Vibrant vision: Strelow casts sights to Rockhampton 2025
IT'S July 2025. Rockhampton is always stunning this time of year. While the southern capitals huddle indoors as the temperature drops, the paved expanses of the Quay soak up the delightful winter sun. And yes, even though in July it can still get hot in the middle of the day, the fig trees and greenery provide welcome relief.
There's something about the elegant Victorian facades along Quay St that still speak of the wealth and the hopes and dreams of those who laid out the wide streets of the city many years ago. A few years ago this area underwent a complete transformation.
The whiskered faces of the city's founding fathers staring out from museum frames would almost crack a smile at the city they loved in her new splendour.
And in the middle of this winter haven, of plaza and play, a setting for festivals and markets, for family weekends and for workday leisure, stands the majestic Customs House.
Oddly, it was almost redundant from the moment it was built, a grand building that took too long to come, too many arguments and too many false starts.
But here it stands - after 120 years the hardened Stanwell sandstone beauty is now the centre of all things technology.
What started out as a 'smart hub' in 2018 in the downstairs portion of the building has developed to become a business hub for local businesses reaching out far beyond the city's borders.
That's rather fitting given the role the fine old building served as the centre for trade and commerce in its original design.
Of course, it still provides all of the basics and supports for start-ups and there are many desks and nooks occupied by permanent and semi-permanent tenants, but its role has expanded to become an essential part of day-to-day commercial life for a much wider group.
The gracious domed Longroom upstairs still hosts elegant weddings and functions but the side gallery is currently playing host to a conference call via multi-media.
The Central Queensland community has become much better connected and is finding that most of the skills and resources that are needed to compete on the world market exist somewhere within the regional Queensland community. So collaboration and video links are the region's bread and butter.
The old Bond Store at the back of Customs House is now the university's multi-media department and disruptive technologies think tank, a unit that is part university and part business - as the line between studying and taking product to market has become hard to separate.
The courtyard between the two buildings plays host to half a dozen conversations over coffee (the gallery cafe makes great coffee).
Many people are taking the shortcut through the new laneway linking straight back into the main commercial centre. East St has taken on a whole new character with coffee shops and smaller pop-up shops hosted inside larger floor spaces.

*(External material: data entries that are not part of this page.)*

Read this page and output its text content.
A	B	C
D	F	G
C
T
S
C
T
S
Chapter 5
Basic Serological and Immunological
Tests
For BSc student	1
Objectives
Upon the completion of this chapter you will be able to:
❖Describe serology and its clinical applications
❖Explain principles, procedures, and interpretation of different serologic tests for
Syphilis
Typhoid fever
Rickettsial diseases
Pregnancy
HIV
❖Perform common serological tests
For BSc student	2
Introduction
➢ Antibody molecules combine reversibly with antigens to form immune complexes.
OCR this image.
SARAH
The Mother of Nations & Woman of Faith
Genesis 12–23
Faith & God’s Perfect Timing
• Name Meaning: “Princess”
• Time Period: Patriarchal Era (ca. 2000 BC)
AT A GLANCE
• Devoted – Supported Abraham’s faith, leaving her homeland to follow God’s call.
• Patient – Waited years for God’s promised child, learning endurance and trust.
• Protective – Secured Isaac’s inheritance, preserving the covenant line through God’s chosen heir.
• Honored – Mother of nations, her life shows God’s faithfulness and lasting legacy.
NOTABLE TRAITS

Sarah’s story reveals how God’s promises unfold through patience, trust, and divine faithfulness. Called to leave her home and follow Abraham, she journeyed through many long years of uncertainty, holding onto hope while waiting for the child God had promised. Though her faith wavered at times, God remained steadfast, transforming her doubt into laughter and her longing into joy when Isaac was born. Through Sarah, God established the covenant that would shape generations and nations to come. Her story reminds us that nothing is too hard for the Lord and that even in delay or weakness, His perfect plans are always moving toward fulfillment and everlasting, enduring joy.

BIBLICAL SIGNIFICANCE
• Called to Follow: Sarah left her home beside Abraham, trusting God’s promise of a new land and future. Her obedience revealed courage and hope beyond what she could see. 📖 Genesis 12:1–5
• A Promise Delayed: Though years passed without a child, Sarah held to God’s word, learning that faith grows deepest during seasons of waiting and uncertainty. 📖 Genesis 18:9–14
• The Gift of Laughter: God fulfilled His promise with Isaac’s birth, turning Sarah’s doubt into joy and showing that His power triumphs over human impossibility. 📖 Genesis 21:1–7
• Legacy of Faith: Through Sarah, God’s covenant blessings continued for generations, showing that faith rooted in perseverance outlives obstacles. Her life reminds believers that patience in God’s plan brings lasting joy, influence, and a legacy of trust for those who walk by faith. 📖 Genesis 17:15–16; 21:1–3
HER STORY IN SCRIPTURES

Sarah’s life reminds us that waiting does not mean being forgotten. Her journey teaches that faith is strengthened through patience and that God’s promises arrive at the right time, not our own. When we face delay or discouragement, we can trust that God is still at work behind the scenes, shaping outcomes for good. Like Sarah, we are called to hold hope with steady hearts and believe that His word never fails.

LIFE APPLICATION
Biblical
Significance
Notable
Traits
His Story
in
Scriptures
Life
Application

Many of the old names are still there but they don't always need the large stockrooms in these days of just-in-time delivery.

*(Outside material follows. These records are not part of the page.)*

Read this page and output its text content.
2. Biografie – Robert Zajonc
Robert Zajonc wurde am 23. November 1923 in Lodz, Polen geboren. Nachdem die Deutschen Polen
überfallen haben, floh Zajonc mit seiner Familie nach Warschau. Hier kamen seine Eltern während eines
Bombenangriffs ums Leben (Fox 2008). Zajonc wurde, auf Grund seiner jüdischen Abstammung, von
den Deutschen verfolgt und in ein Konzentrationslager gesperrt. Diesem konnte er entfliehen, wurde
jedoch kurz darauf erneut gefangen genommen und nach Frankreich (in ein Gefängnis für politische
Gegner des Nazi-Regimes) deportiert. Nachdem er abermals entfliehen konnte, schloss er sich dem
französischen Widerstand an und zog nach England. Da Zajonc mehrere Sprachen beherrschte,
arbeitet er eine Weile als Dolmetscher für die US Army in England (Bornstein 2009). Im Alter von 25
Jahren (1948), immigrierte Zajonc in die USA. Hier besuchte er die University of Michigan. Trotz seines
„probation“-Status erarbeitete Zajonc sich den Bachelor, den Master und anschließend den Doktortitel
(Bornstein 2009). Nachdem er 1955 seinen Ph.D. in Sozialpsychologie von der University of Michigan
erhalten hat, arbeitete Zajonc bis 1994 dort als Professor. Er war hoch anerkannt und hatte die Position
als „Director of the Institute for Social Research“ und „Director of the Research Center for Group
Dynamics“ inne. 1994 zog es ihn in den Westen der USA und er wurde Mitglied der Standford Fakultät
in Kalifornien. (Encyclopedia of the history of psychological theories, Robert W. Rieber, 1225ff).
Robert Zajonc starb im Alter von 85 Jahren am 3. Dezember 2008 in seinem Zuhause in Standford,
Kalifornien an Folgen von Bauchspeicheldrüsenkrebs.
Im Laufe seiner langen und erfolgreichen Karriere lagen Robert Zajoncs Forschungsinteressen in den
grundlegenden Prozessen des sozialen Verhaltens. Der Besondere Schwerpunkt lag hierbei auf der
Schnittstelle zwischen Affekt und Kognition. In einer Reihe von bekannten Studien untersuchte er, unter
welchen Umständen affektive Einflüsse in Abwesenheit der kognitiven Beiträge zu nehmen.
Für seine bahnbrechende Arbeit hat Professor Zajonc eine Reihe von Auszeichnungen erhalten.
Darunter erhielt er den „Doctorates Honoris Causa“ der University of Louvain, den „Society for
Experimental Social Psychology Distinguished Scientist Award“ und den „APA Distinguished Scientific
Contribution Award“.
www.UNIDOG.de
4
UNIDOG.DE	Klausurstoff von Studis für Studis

So many micro businesses are making good use of the spaces, with easy access to free Wi-Fi and great connectivity to the buzzing 'culture and collaboration' precinct.
It's as if as many businesses now face Quay Lane as East Street. Two businesses for the price of one!
The precinct's pride is the stunning new art gallery.
At last Rex Pilbeam's art collection has found a home that lets it breathe. Each piece properly hung in context and with enough interpretative material (in every medium) to make the art interesting to even the novice visitor.
Visiting exhibits have plenty of room as well, with the largest touring works able to be accommodated at long last.
And it's not just about the art (although the art is fabulous and certainly worthy of the destination it has become), it is the way in which the gallery sets out to interact with the whole creative precinct and draws students, entrepreneurs and visitors inside.
In fact, it's really hard for the casual observer to determine where each of the players in this precinct begin and end.
An environment without boundaries between art and life and where the marketplace of ideas is part of the air you breathe.
An environment where private sector and public sector collaborate. In short, an ecosystem fitted for the future.